Association of a Fasting Glucose Genetic Risk Score With Subclinical Atherosclerosis
The Atherosclerosis Risk in Communities (ARIC) Study
- Laura J. Rasmussen-Torvik1,
- Man Li2,
- Wen H. Kao2,
- David Couper3,
- Eric Boerwinkle4,
- Suzette J. Bielinski5,
- Aaron R. Folsom6 and
- James S. Pankow6
- 1Department of Preventive Medicine, Feinberg School of Medicine, Northwestern University, Chicago, Illinois;
- 2Division of Epidemiology, Johns Hopkins School of Public Health, Baltimore, Maryland;
- 3Department of Epidemiology, University of North Carolina School of Public Health, Chapel Hill, North Carolina;
- 4Human Genetics Center, University of Texas Health Science Center at Houston, Houston, Texas;
- 5Division of Epidemiology, Mayo Clinic, Rochester, Minnesota;
- 6Division of Epidemiology and Community Health, University of Minnesota School of Public Health, Minneapolis, Minnesota.
- Corresponding author: Laura J. Rasmussen-Torvik, .
OBJECTIVE Elevated fasting glucose level is associated with increased carotid intima-media thickness (IMT), a measure of subclinical atherosclerosis.
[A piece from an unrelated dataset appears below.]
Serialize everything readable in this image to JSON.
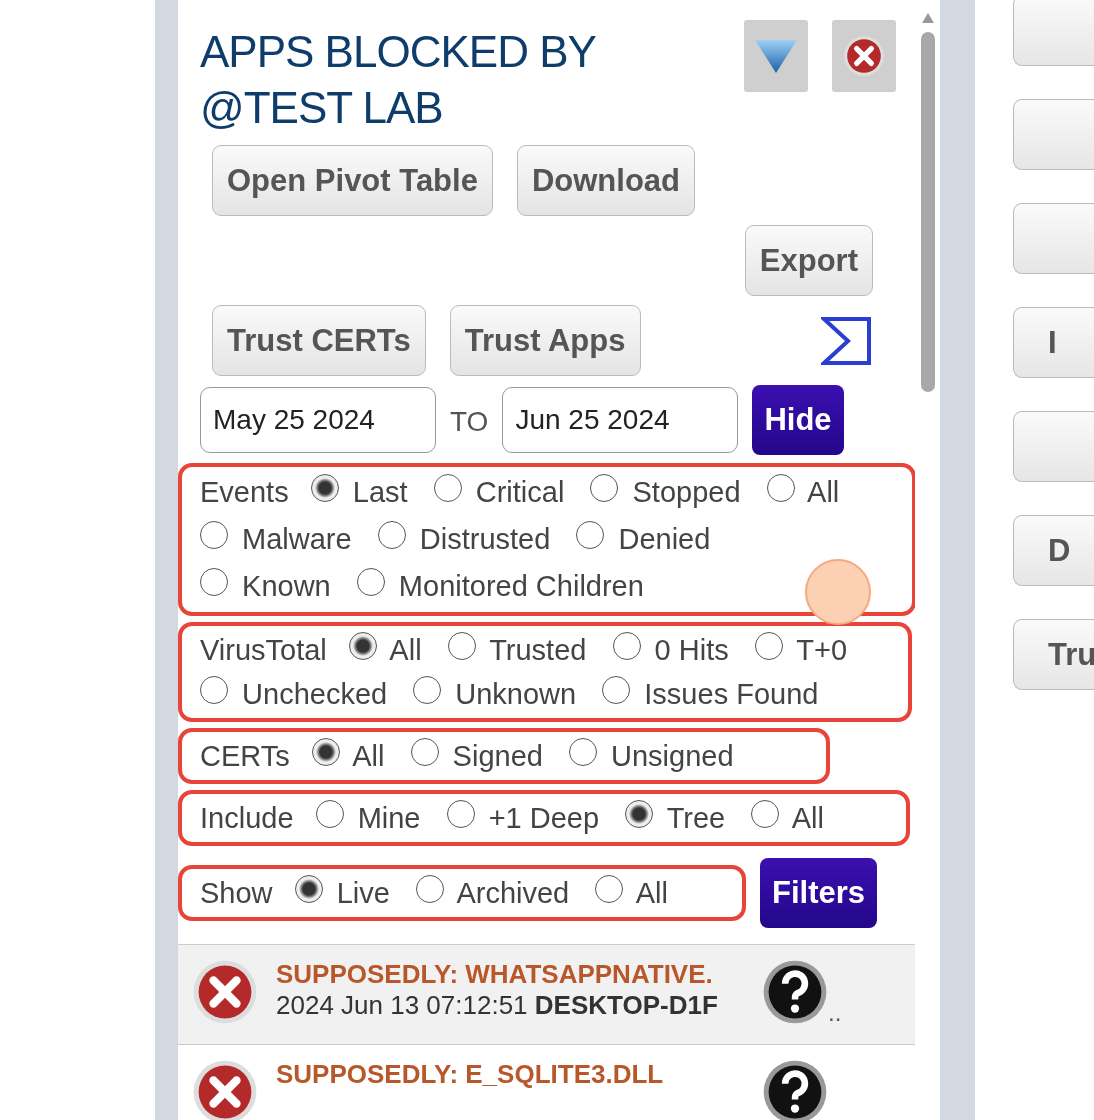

It is unclear if this association is causal. Using the principle of Mendelian randomization, we sought to explore the causal association between circulating glucose and IMT by examining the association of a genetic risk score with IMT.
RESEARCH DESIGN AND METHODS The sample was drawn from the Atherosclerosis Risk in Communities (ARIC) study and included 7,260 nondiabetic Caucasian individuals with IMT measurements and relevant genotyping. Components of the fasting glucose genetic risk score (FGGRS) were selected from a fasting glucose genome-wide association study in ARIC. The score was created by combining five single nucleotide polymorphisms (SNPs) (rs780094 [GCKR], rs560887 [G6PC2], rs4607517 [GCK], rs13266634 [SLC30A8], and rs10830963 [MTNR1B]) and weighting each SNP by its strength of association with fasting glucose. IMT was measured through bilateral carotid ultrasound. Mean IMT was regressed on the FGGRS and on the component SNPs, individually.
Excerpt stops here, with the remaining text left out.